Em um espaço repleto de livros e documentos antigos que carregam a memória de Porto Alegre, crianças negras estão aprendendo sobre a sua ancestralidade. Entre atividades com nomes que fazem alusão às línguas africanas, os pequenos de até 14 anos descobrem o poder da educação afrocentrada. É o projeto político-pedagógico Kilombinho de Verão, promovido pela Associação Mães Pretas, com apoio da Secretaria de Cultura da Capital, e que ocorre até sexta-feira no Arquivo Histórico Moysés Vellinho.
Lá a brincadeira é garantida, e a reflexão também. Mãos na terra, na massa e no papel marcam as oficinas realizadas pela iniciativa. Já em sua terceira edição, o Kilombinho de Verão tem como objetivo, além de fortalecer vínculos, promover a representatividade, auxiliando na construção da autoestima e identidade racial das crianças, que são filhas de mães da associação.
Eles não vão crescer achando que o negro vale menos, como eu cresci pensando
VERA SANTOS
Arquivista do Arquivo Histórico Moysés Vellinho e apoiadora do projeto.
Essência
É a segunda vez que o projeto é recebido no Arquivo Histórico, e a sua realização teve apoio da arquivista Vera Santos, que entende na pele a importância desse tipo de ação:
— Eu, enquanto criança negra, não tive essa oportunidade. Eles (as crianças) não vão crescer achando que o negro vale menos, como eu cresci pensando, e vão ser disseminadores dessa nova perspectiva.
“Balança, balança, joga o dread, joga o black, joga a trança.” Ao som de Tem Preto no Sul, do coletivo Poetas Vivos, João Henrique, nove anos, e Laura Betina, 14, se divertem enquanto dançam com os amigos. Em outra sala, Beatriz, oito anos, e Nyanga, sete, pintam máscaras africanas.
Beatriz participa do projeto desde a sua primeira edição, que foi realizada no Quilombo do Sopapo, no bairro Cristal, em 2023. Ela relata que a animação é tanta para o início das atividades, que é difícil conter a ansiedade:
— Teve uma vez que eu quase não consegui dormir, porque estava muito ansiosa para vir. Eu tenho muitos amigos aqui e gosto de todas as oficinas. A que eu mais gostei foi a Ajeum.

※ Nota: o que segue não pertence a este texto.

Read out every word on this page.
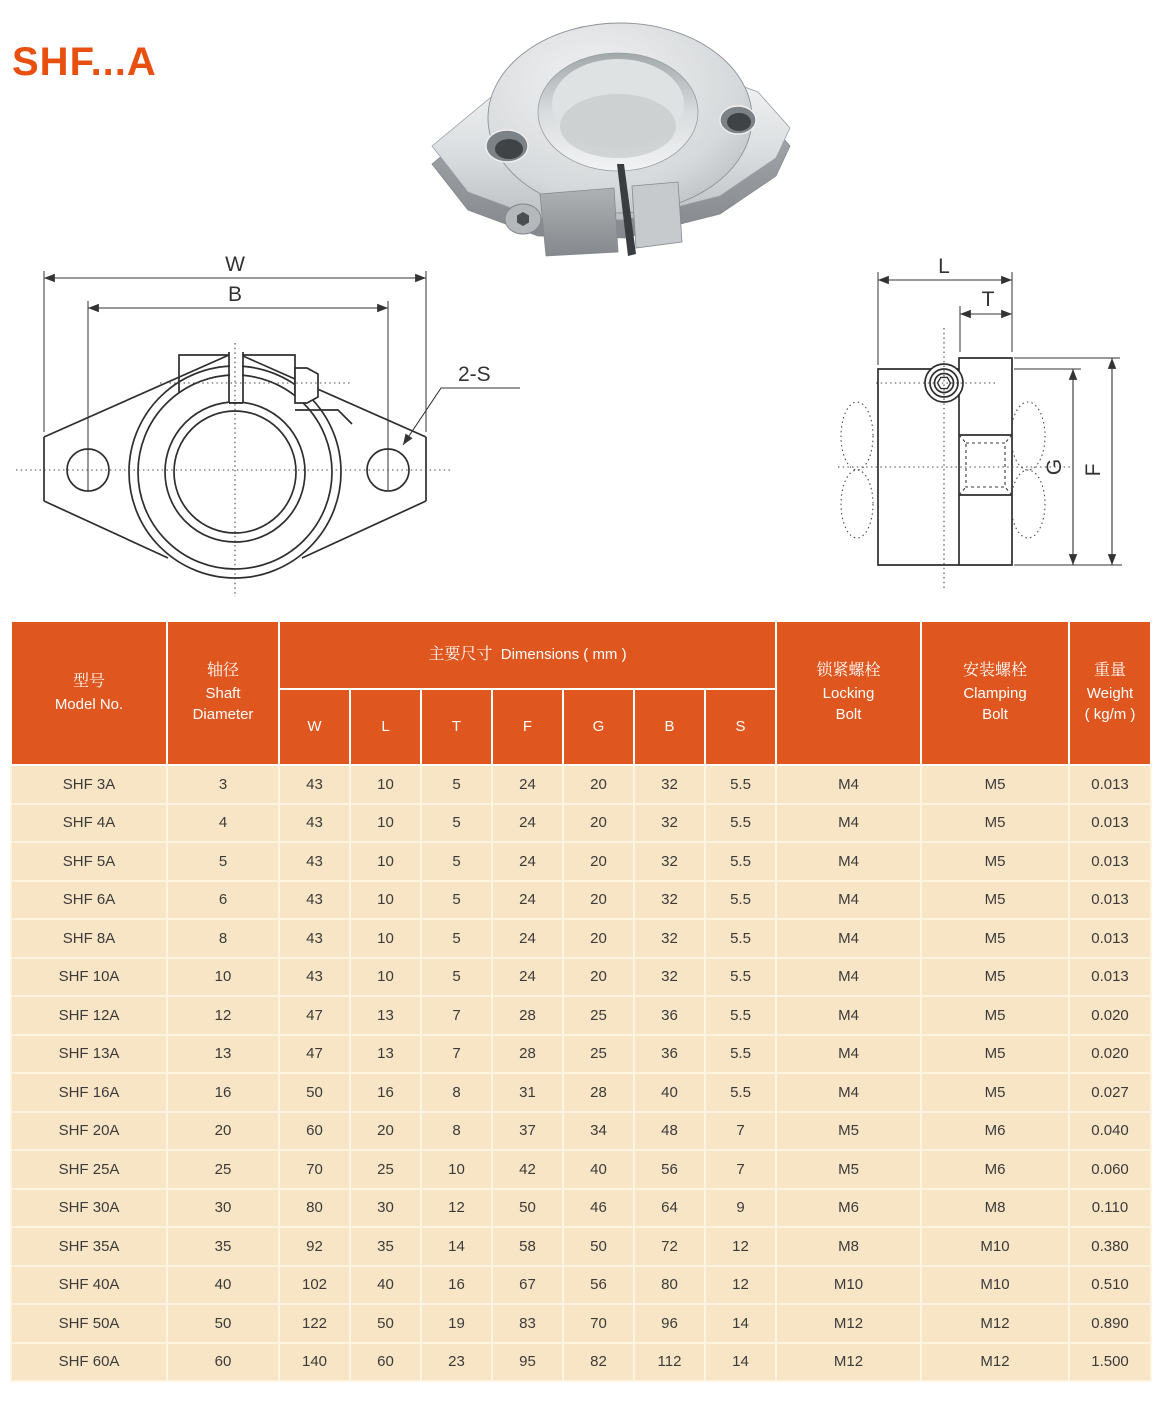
SHF...A
W
B
2-S
L
T
G F
型号
Model No.

轴径
Shaft
Diameter
	主要尺寸 Dimensions ( mm )	
锁紧螺栓
Locking
Bolt

安装螺栓
Clamping
Bolt

重量
Weight
( kg/m )

		W	L	T	F	G	B	S			
SHF 3A	3	43	10	5	24	20	32	5.5	M4	M5	0.013
SHF 4A	4	43	10	5	24	20	32	5.5	M4	M5	0.013
SHF 5A	5	43	10	5	24	20	32	5.5	M4	M5	0.013
SHF 6A	6	43	10	5	24	20	32	5.5	M4	M5	0.013
SHF 8A	8	43	10	5	24	20	32	5.5	M4	M5	0.013
SHF 10A	10	43	10	5	24	20	32	5.5	M4	M5	0.013
SHF 12A	12	47	13	7	28	25	36	5.5	M4	M5	0.020
SHF 13A	13	47	13	7	28	25	36	5.5	M4	M5	0.020
SHF 16A	16	50	16	8	31	28	40	5.5	M4	M5	0.027
SHF 20A	20	60	20	8	37	34	48	7	M5	M6	0.040
SHF 25A	25	70	25	10	42	40	56	7	M5	M6	0.060
SHF 30A	30	80	30	12	50	46	64	9	M6	M8	0.110
SHF 35A	35	92	35	14	58	50	72	12	M8	M10	0.380
SHF 40A	40	102	40	16	67	56	80	12	M10	M10	0.510
SHF 50A	50	122	50	19	83	70	96	14	M12	M12	0.890
SHF 60A	60	140	60	23	95	82	112	14	M12	M12	1.500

Ajeum é, na língua iorubá, uma palavra que significa o ato de comer juntos, em comunidade, e foi utilizada para denominar a oficina de culinária. Para a presidente da Associação Mães Pretas e organizadora do projeto, Adriana Centeno, intitular as atividades com palavras de origem africana cria uma atmosfera de representatividade:
– A nomenclatura também traz a centralidade africana. Todas as coisas aqui são interligadas propositalmente, para construir uma teia e mostrar que tudo repercute junto.
Próximos passos
Outra coisa que não é por acaso é a data em que a iniciativa ocorre. Todos os anos, o projeto é realizado em janeiro, no verão, durante as férias escolares, para entreter e, de certa forma, preparar as crianças para os desafios que vão enfrentar nos próximos períodos.

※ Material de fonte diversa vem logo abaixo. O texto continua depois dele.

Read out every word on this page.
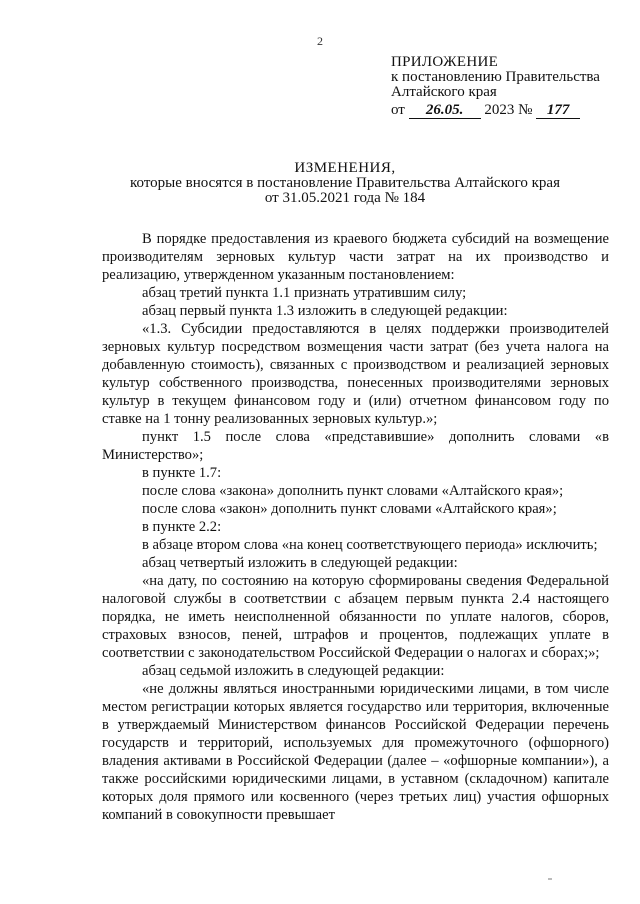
2
ПРИЛОЖЕНИЕ
к постановлению Правительства
Алтайского края
от 26.05. 2023 № 177
ИЗМЕНЕНИЯ,
которые вносятся в постановление Правительства Алтайского края
от 31.05.2021 года № 184

В порядке предоставления из краевого бюджета субсидий на возмещение производителям зерновых культур части затрат на их производство и реализацию, утвержденном указанным постановлением:

абзац третий пункта 1.1 признать утратившим силу;

абзац первый пункта 1.3 изложить в следующей редакции:

«1.3. Субсидии предоставляются в целях поддержки производителей зерновых культур посредством возмещения части затрат (без учета налога на добавленную стоимость), связанных с производством и реализацией зерновых культур собственного производства, понесенных производителями зерновых культур в текущем финансовом году и (или) отчетном финансовом году по ставке на 1 тонну реализованных зерновых культур.»;

пункт 1.5 после слова «представившие» дополнить словами «в Министерство»;

в пункте 1.7:

после слова «закона» дополнить пункт словами «Алтайского края»;

после слова «закон» дополнить пункт словами «Алтайского края»;

в пункте 2.2:

в абзаце втором слова «на конец соответствующего периода» исключить;

абзац четвертый изложить в следующей редакции:

«на дату, по состоянию на которую сформированы сведения Федеральной налоговой службы в соответствии с абзацем первым пункта 2.4 настоящего порядка, не иметь неисполненной обязанности по уплате налогов, сборов, страховых взносов, пеней, штрафов и процентов, подлежащих уплате в соответствии с законодательством Российской Федерации о налогах и сборах;»;

абзац седьмой изложить в следующей редакции:

«не должны являться иностранными юридическими лицами, в том числе местом регистрации которых является государство или территория, включенные в утверждаемый Министерством финансов Российской Федерации перечень государств и территорий, используемых для промежуточного (офшорного) владения активами в Российской Федерации (далее – «офшорные компании»), а также российскими юридическими лицами, в уставном (складочном) капитале которых доля прямого или косвенного (через третьих лиц) участия офшорных компаний в совокупности превышает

– Ao longo do ano, eles (as crianças) vão enfrentar muitas violências. Muitas vezes, são os únicos negros nos espaços em que ocupam. Então, queremos que eles sejam como pontas de lança para lidar com essas dificuldades e questionar atitudes no cotidiano – explica Adriana.
Por mais que as atividades sejam gratuitas, os profissionais envolvidos no projeto são remunerados. Neste ano, os monitores tiveram três meses de formação para organizar e aprofundar as propostas das ações, além de impulsionar a perspectiva da afro-referência. As inscrições foram realizadas por meio de um edital, disponibilizado para as participantes da Associação Mães Pretas. No ano que vem, uma das vontades das organizadoras é abrir algumas vagas para o público em geral, mas, para isso, vão precisar de mais investimentos.
— Na primeira edição, eram 20 crianças. Nesta de agora, já são 50. Nós sempre pensamos em melhorias e no reconhecimento dos profissionais que se engajam tanto com a proposta. Em 2026, esperamos dar conta das expectativas — diz a organizadora.
A expectativa, que também é alimentada pelas famílias participantes, é de cada vez mais auxiliar crianças negras a serem autoconfiantes e a reconhecerem suas origens. Mas, no fim, o projeto não ajuda só os pequenos. A própria Adriana se sente beneficiada pela iniciativa que, segundo ela, ressignifica sua infância.
– Eu, quando vivencio esse projeto, percebo uma cura da minha criança interior, que não teve essa oportunidade de reflexão – finaliza.